When I turn my hand mirrors I use both tools and would have to readjust the Oneway arm way to often. Most of my spindle gouges have a grind similar to the bowl gouge, with swept back wings and I use the Oneway Wolverine jig to sharpen them. I thought I could just build riser blocks that would give me the correct angle for the 40 degree or so angle on my spindle gouges. 
Here is a photo of the block in use. I simply cut the corners off of a block I was about to turn. This gave me a block with one 90 degree corner and 2 45 degree corners. Then I layed the gouge and jig on the block and put the bevel flat on the grinding wheel. I marked a pencil mark on the block a little closer than the end of the Wolverine arm. Then I drilled a 3/8" shallow hole so the outer rim hit this line.
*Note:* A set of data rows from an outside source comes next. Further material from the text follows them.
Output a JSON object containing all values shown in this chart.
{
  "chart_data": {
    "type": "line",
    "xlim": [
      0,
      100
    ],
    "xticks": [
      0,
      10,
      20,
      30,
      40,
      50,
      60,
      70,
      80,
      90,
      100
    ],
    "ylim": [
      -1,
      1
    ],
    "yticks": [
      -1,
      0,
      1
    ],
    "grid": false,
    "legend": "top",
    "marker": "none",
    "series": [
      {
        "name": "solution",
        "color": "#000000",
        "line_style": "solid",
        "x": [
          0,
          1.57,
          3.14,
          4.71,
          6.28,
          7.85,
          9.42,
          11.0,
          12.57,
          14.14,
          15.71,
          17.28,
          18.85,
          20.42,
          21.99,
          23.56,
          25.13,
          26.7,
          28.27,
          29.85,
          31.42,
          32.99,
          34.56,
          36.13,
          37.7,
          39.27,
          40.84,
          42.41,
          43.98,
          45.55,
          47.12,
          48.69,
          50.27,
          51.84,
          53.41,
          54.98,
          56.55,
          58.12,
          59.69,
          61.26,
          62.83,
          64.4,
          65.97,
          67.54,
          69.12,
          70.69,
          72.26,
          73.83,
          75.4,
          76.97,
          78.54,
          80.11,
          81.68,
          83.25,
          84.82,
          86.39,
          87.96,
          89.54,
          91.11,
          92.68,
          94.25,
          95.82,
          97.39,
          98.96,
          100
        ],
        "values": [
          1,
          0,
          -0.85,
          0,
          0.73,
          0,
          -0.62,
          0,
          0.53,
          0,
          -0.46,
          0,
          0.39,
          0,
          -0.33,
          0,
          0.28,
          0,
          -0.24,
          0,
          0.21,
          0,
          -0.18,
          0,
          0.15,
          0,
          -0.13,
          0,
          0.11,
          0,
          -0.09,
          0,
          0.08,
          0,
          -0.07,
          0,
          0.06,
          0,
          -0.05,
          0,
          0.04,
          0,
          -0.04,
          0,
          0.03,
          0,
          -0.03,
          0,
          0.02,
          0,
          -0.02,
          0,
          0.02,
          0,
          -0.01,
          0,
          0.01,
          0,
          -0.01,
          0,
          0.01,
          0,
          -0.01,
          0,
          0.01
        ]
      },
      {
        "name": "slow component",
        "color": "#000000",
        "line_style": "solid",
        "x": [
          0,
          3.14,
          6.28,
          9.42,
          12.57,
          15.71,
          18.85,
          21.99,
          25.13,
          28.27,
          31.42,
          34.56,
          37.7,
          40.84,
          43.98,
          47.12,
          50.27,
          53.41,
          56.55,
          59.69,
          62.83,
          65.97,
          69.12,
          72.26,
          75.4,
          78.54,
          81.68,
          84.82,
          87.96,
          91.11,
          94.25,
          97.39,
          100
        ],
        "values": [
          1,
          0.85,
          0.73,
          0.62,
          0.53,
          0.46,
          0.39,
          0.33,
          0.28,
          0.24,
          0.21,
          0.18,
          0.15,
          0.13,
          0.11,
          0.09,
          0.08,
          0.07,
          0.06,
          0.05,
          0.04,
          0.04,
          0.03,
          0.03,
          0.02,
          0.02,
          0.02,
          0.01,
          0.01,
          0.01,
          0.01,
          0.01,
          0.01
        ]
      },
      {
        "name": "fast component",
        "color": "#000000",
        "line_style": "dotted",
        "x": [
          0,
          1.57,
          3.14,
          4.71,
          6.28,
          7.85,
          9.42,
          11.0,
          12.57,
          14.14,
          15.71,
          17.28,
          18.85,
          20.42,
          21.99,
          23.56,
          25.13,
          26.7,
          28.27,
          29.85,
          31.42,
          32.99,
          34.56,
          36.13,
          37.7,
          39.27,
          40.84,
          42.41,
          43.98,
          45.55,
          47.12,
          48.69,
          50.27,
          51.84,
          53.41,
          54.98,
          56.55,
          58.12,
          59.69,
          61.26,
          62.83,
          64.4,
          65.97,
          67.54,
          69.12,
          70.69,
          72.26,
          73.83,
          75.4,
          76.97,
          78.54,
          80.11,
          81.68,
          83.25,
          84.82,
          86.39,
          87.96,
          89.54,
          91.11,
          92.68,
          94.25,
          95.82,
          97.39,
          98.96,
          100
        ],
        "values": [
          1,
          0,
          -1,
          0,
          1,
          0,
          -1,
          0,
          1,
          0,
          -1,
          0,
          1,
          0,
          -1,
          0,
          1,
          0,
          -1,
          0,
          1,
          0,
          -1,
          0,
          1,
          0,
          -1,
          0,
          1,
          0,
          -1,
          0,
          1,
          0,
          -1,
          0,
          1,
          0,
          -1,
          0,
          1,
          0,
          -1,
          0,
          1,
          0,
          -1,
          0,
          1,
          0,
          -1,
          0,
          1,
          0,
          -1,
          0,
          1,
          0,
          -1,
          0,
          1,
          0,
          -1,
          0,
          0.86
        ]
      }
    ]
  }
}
Then I just carved away the back side of the hole until the bevel of the tool sat flat on the wheel. If you used a forestner style bit you could probably just "whittle" away at the hole to enlarge it enough. 
I made one for the Detail gouge and one for the 1/2" spindle gouge. I have spindle gouges with several different grinds. Usually I arrived at these based on a need from experience however most of my grinds are very similar to the Ellsworth bowl gouge grind with steeper nose angles.


----------



## allenn (Apr 13, 2008)

Great idea. I love cheap fixes.

allen norris


----------